# Check out this wheelchair accessible stairs



## mtlogcabin (Apr 9, 2014)

http://www.allgood.co.uk/news.asp?info=Sesame+stairs+from+Allgood+Trio


----------



## steveray (Apr 9, 2014)

Very cool...Someone was just telling me about this this weekend....


----------



## mark handler (Apr 9, 2014)

Google Chrome could not connect to www.allgood.co.uk


----------



## mtlogcabin (Apr 9, 2014)

mark handler said:
			
		

> Google Chrome could not connect to www.allgood.co.uk


Worked for me under Google Chrome when I double clicked your link on the second try


----------



## ADAguy (Apr 9, 2014)

That is the "Bomb", thank you, thank you, thank you.


----------



## mark handler (Apr 9, 2014)

*Great idea, youtube version link*

Sesame stairs from Allgood Trio





Since the introduction of the DDA and subsequently the Equality Act, many buildings have struggled to provide a means of access to their property that is barrier-free and ensures access for all. Even the smallest numbers of steps at the entrance of a building can provide a huge obstacle to visitors to a building and can lead to a situation where some visitors cannot access the building without assistance. Frequently, the property will install a retrofit solution that is difficult to use and can be an eyesore to the existing façade of the building. Sesame from Allgood Trio is a new innovative system that solves this issue by ensuring access for all whilst providing a discreet and aesthetically pleasing solution for the building.
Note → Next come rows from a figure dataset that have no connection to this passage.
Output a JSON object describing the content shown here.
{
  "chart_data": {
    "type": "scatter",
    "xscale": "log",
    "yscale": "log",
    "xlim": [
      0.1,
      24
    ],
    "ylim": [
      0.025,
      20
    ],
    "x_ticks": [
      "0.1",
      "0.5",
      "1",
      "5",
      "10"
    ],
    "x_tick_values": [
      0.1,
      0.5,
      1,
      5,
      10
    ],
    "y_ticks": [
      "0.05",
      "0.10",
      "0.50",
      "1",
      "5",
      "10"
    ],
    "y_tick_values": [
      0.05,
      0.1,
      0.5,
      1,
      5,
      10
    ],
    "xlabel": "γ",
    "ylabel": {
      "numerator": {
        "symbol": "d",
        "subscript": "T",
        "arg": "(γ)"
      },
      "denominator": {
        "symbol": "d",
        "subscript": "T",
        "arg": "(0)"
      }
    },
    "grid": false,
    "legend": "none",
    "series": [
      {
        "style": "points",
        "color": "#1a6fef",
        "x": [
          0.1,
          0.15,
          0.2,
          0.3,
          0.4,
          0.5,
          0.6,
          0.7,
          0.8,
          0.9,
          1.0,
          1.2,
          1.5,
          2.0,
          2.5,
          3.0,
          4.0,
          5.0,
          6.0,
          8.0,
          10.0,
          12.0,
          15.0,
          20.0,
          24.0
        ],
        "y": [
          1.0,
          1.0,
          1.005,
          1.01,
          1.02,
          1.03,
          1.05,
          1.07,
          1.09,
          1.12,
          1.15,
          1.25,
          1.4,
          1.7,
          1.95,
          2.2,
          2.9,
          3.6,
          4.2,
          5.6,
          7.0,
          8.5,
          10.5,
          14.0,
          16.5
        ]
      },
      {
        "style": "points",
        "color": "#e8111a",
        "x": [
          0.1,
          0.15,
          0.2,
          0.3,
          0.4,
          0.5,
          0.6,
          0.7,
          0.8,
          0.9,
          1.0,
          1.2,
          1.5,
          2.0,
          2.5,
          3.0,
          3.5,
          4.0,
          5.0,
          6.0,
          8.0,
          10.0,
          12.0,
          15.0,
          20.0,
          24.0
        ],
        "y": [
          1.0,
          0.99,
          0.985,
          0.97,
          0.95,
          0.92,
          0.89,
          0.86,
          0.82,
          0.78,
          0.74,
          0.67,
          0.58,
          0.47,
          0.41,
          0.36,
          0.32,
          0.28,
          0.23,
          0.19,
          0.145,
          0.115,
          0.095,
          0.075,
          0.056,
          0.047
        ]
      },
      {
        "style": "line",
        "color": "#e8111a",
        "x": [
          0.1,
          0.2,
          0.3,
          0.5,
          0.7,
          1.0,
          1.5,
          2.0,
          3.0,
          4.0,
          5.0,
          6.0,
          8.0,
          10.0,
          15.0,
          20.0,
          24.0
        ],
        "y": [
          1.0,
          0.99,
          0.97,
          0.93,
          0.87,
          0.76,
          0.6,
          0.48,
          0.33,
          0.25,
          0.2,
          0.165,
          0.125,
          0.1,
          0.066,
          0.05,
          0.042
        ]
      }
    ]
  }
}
Technologically advanced, the Sesame system from Allgood Trio is tailored to each individual entrance and supplied and installed by our team of engineers. The secret to the system is the way that the retractable stair lift platform is installed beneath the existing stairs, utilising the stairs in the process. This then means that when not in use, the Sesame system cannot be seen and the aesthetic of the building is not unduly affected. Once activated, the system retracts the existing stairs to reveal the lift which can be programmed to work automatically or at the touch of a button. The result is a concealed stair lift that is easy to use, retains the existing aesthetic of the building whilst not taking up space when not in use.

The video above demonstrates the system at one of our installations. Take time to watch it and if you require any further information on the system, please do not hesitate to contact us on 01708 345067 or office@allgoodtrio.co.uk


----------



## TheCommish (Apr 9, 2014)

many moving parts, how will they make out with snow and ice?


----------



## chris kennedy (Apr 9, 2014)

Thats cool.


----------



## Msradell (Apr 9, 2014)

TheCommish said:
			
		

> many moving parts, how will they make out with snow and ice?


I was thinking the exact same thing!  Plus the cost has to be extremely high because of the number of moving parts and complexity of the installation.


----------



## Alias (Apr 9, 2014)

Very cool installation!  Thanks for posting the link.

Sue


----------